Lawsuit Over Old Jay-Z Song Is Still Kicking
(CN) - Jay-Z may still have to face clams that his song, "Big Pimpin'" infringed on a copyrighted 1957 Egyptian song, a federal judge ruled.
Egyptian composer Baligh Hamdy wrote "Khosara, Khosara" in 1957, and Jay-Z sampled the tune in the biggest song to come of his 1999 album "Vol. 3... Life and Times of S. Carter."
EMI, which bought the rights to the song in 1995, ultimately reached a settlement with the producer of "Big Pimpin'" in 2001.
Osama Ahmed Fahmy, the heir and manager to Hamdy's estate, began investigating around that time how EMI obtained the rights to "Khosara, Khosara."
Six years later, the heir sued Jay-Z and more than two dozen others for copyright infringement.
Citing the three-year statute of limitations, a federal judge ultimately barred Fahmy from seek damages related to infringements that occurred before Aug. 31, 2004.
This left room for Fahmy to go after derivative works including "Collision Course," "Fade to Black" and "MTV Ultimate Mash-Ups."
Jay-Z fought the lawsuit under the doctrine of laches, which prevents a plaintiff who has full knowledge of facts from delaying in filing suit. The defense does not apply, however, if a defendant's infringement is willful.

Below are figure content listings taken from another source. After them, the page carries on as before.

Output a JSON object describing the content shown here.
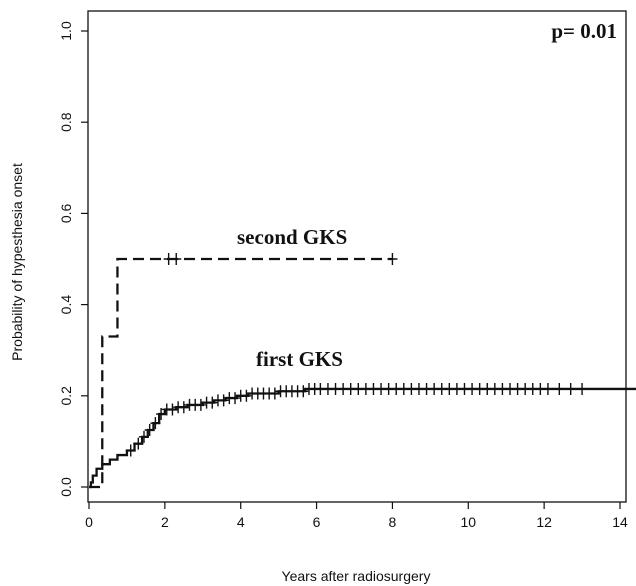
{
  "chart_data": {
    "type": "line",
    "subtype": "kaplan-meier cumulative incidence (step)",
    "title": "",
    "xlabel": "Years after radiosurgery",
    "ylabel": "Probability of hypesthesia onset",
    "xlim": [
      0,
      15
    ],
    "ylim": [
      0,
      1.0
    ],
    "xticks": [
      0,
      2,
      4,
      6,
      8,
      10,
      12,
      14
    ],
    "yticks": [
      0.0,
      0.2,
      0.4,
      0.6,
      0.8,
      1.0
    ],
    "ytick_labels": [
      "0.0",
      "0.2",
      "0.4",
      "0.6",
      "0.8",
      "1.0"
    ],
    "grid": false,
    "annotations": {
      "p_value": "p= 0.01",
      "second_label": "second GKS",
      "first_label": "first GKS"
    },
    "series": [
      {
        "label_ref": "second_label",
        "style": "dashed",
        "color": "#111111",
        "steps": [
          [
            0,
            0
          ],
          [
            0.35,
            0.33
          ],
          [
            0.75,
            0.5
          ],
          [
            8.0,
            0.5
          ]
        ],
        "censor": [
          2.1,
          2.3,
          8.0
        ]
      },
      {
        "label_ref": "first_label",
        "style": "solid",
        "color": "#111111",
        "steps": [
          [
            0,
            0
          ],
          [
            0.05,
            0.01
          ],
          [
            0.1,
            0.025
          ],
          [
            0.2,
            0.04
          ],
          [
            0.35,
            0.05
          ],
          [
            0.55,
            0.06
          ],
          [
            0.75,
            0.07
          ],
          [
            1.0,
            0.08
          ],
          [
            1.2,
            0.095
          ],
          [
            1.4,
            0.11
          ],
          [
            1.55,
            0.125
          ],
          [
            1.7,
            0.14
          ],
          [
            1.85,
            0.16
          ],
          [
            2.0,
            0.17
          ],
          [
            2.3,
            0.175
          ],
          [
            2.6,
            0.18
          ],
          [
            3.0,
            0.185
          ],
          [
            3.3,
            0.19
          ],
          [
            3.6,
            0.195
          ],
          [
            3.9,
            0.2
          ],
          [
            4.2,
            0.205
          ],
          [
            5.0,
            0.21
          ],
          [
            5.7,
            0.215
          ],
          [
            14.6,
            0.215
          ]
        ],
        "censor": [
          1.1,
          1.3,
          1.45,
          1.6,
          1.75,
          1.9,
          2.05,
          2.2,
          2.35,
          2.5,
          2.65,
          2.8,
          2.95,
          3.1,
          3.25,
          3.4,
          3.55,
          3.7,
          3.85,
          4.0,
          4.15,
          4.3,
          4.45,
          4.6,
          4.75,
          4.9,
          5.05,
          5.2,
          5.35,
          5.5,
          5.65,
          5.8,
          5.95,
          6.1,
          6.3,
          6.5,
          6.7,
          6.9,
          7.1,
          7.3,
          7.5,
          7.7,
          7.9,
          8.1,
          8.3,
          8.5,
          8.7,
          8.9,
          9.1,
          9.3,
          9.5,
          9.7,
          9.9,
          10.1,
          10.3,
          10.5,
          10.7,
          10.9,
          11.1,
          11.3,
          11.5,
          11.7,
          11.9,
          12.1,
          12.4,
          12.7,
          13.0,
          14.6
        ]
      }
    ]
  }
}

The defendants claimed that they were prejudiced by the delay because of the 2002 death of Magdi Amorousi, who was personally involved in Hamdy's conveyance of the "Khosara, Khosara" to the music company Sout el Phan in 1968. EMI had obtained its rights to the song from Sout el Phan.

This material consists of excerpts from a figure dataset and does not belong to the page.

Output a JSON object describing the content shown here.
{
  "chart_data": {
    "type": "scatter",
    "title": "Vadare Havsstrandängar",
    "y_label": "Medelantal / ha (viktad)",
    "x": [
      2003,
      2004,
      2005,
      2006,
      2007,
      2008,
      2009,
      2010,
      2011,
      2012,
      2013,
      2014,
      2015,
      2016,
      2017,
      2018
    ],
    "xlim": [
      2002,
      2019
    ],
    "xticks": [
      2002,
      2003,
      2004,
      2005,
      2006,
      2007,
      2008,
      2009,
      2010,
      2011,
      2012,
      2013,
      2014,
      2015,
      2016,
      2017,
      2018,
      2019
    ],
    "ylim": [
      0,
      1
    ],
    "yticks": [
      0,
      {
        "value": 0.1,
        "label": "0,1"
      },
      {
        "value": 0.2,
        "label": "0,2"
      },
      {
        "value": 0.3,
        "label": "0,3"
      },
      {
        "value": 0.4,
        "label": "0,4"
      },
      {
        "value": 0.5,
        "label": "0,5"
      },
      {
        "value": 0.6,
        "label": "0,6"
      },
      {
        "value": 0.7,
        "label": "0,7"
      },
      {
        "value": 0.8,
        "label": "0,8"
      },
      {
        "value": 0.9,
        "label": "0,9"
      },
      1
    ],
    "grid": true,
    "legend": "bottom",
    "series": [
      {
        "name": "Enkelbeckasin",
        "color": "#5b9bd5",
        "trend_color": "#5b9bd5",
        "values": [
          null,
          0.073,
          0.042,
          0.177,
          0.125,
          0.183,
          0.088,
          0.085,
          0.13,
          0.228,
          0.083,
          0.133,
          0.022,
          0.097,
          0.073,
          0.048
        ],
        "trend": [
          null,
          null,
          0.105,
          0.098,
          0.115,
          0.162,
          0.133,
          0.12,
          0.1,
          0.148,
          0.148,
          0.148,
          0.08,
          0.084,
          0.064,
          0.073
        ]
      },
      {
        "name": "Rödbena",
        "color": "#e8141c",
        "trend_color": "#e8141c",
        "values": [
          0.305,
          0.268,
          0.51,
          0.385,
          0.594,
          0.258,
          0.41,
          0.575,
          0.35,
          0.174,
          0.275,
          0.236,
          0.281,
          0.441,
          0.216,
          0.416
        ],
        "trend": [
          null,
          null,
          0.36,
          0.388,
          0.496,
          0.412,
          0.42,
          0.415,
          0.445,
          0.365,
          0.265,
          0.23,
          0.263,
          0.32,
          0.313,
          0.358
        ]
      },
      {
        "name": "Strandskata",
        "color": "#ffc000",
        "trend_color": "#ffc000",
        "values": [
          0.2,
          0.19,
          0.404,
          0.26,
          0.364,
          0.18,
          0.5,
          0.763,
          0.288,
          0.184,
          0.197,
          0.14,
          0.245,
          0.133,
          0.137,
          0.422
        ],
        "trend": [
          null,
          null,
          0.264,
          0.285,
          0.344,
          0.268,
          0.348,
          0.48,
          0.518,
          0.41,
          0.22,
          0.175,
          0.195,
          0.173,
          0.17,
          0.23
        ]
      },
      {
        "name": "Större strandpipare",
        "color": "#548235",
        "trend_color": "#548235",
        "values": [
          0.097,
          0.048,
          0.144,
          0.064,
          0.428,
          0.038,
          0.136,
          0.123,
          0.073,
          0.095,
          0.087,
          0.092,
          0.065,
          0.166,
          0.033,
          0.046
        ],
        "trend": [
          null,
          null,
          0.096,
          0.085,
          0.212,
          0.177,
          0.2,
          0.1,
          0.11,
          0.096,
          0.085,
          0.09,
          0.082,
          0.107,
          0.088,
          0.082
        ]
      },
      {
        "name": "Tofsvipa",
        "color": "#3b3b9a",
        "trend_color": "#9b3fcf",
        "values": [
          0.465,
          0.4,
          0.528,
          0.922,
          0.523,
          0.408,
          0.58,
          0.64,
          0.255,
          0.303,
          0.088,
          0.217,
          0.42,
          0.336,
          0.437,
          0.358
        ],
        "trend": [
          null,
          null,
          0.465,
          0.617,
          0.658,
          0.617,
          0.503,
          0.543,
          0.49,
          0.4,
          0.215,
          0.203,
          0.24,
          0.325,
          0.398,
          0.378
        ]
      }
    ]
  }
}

Amorousi would have served as a key witness for the defense in proving their right to create and exploit "Big Pimpin'."
Snyder found earlier this moth that Jay-Z and the other defendants deserve summary judgment on infringement claims from March 30, 2001, to the present.
Fahmy may still be able, however, to make a case for willful infringement based on the pre-settlement time period, according to the Aug. 15 ruling.
The court granted the heir discovery for this issue.
"Prior to the settlement with EMI, defendants did not possess colorable title to use 'Khosara Khosara' to create 'Big Pimpin','" Snyder wrote. "Therefore, plaintiff may seek facts tending to show that defendants' use of 'Khosara Khosara' during the pre-settlement period was reckless or willfully blind with respect to his rights. If plaintiff uncovers such evidence, the evidence could create a triable issue of fact regarding the willfulness exception to laches."